The development of new battery systems employing novel chemistries is imperative to meet the increasing energy storage demands of emerging technologies. Magnesium anode and sulfur cathode batteries are one potential solution, offering a theoretical energy density of 2300 Wh/kg, a roughly tenfold increase relative to current lithium ion batteries. However, Mg/S cells suffer poor performance due to what is known as the polysulfide shuttling effect. Magnesium polysulfide compounds formed in the cathode shuttle to the magnesium metal anode, onto which they irreversibly adsorb. The resultant passivating layer decreases cell capacity and leads to premature cell failure. For use as a polysulfide restricting cathode coating, various ionomers (polymers containing covalently tethered anion-cation pairs) were fabricated via UV initiated radical polymerization. The resultant crosslinked ionomers were ion exchanged to magnesium or lithium forms, and the effects of monomer chain length, cation-anion pairs, and swelling solvent on the ionic conductivity and structure were studied via dielectric spectroscopy and small angle x-ray scattering (SAXS), respectively. The highest room temperature dry magnesium ionomer conductivity was 5.6 x 10-8 S/cm, while the highest conductivity in a DMSO swelled state was 4.4 x 10-4 S/cm. The use of SAXS elucidated the conditions that allowed for the formation of dense ionic aggregates that hinder cation transport.

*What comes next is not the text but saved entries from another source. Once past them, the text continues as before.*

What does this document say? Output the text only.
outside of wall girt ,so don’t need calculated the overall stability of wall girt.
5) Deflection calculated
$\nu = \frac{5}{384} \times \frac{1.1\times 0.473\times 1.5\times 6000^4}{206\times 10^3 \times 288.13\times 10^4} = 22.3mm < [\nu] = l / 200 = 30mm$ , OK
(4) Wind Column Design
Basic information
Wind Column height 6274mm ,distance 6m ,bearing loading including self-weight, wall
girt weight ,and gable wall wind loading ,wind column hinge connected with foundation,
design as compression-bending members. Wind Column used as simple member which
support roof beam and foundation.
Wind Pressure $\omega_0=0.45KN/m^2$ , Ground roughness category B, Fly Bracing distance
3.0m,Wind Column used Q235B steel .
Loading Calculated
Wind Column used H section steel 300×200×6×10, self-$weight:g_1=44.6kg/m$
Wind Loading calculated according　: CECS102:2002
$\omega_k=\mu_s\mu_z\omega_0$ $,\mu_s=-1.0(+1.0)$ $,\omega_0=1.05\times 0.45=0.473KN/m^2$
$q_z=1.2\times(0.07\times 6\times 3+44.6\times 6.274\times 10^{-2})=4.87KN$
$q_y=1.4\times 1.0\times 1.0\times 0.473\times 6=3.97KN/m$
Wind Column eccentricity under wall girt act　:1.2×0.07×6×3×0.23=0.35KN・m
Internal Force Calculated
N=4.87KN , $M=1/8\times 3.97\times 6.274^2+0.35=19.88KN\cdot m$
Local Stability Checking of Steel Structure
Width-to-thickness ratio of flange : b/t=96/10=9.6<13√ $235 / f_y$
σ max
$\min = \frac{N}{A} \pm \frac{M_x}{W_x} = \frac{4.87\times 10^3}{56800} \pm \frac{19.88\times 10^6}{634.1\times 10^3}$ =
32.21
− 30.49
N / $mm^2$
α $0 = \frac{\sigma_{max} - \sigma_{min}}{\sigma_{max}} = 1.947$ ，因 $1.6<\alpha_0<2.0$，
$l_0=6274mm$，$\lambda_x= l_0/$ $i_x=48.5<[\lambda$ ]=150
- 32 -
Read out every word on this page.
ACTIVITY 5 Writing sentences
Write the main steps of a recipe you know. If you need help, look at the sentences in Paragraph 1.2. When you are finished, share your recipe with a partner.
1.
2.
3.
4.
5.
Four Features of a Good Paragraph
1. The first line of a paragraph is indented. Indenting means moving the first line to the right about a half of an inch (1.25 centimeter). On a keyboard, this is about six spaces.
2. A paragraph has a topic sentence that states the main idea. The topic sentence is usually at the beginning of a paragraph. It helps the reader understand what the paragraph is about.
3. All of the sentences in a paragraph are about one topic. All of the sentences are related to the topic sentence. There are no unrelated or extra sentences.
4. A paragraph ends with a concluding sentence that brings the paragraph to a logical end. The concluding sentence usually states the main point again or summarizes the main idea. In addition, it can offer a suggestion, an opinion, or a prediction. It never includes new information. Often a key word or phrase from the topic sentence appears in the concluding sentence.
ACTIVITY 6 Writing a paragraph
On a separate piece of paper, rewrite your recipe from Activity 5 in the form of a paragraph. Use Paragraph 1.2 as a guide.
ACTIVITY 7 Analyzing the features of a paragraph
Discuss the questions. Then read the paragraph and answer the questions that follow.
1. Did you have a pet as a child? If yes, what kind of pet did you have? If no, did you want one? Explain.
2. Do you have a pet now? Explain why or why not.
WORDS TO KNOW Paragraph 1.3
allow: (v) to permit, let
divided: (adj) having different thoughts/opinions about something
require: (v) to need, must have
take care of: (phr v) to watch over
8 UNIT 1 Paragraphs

Ongoing studies seek to relate the diffusion of polysulfide species through the ionomers to structural features obtained from SAXS, and identify ionomer compositions that are both adequately conductive and capable of restricting polysulfides. Selected ionomer coatings will then be tested in Mg/S cells to study the impact of the coating on performance.

Seminar Speaker:

Mark Summe & Hunter Ford

University of Notre Dame

Hunter Ford, Schaefer Group

Hunter Ford is beginning his second year as a graduate student in Dr. Jennifer Schaefer’s research group, and is researching the development of materials for use in rechargeable battery systems. He received his B.S. in chemical engineering and B.A. in chemistry from Hope College in Holland, Michigan. Previous research efforts have included synthesis and electro-polymerization of sensor coatings for use in heavy metal detection, and development of a colorimetric smart-phone based assay for detection of aqueous mercury. After graduating from Hope College Hunter worked in a product engineering role at Haworth Inc., a global office furniture manufacturing company, before attending Notre Dame in 2016.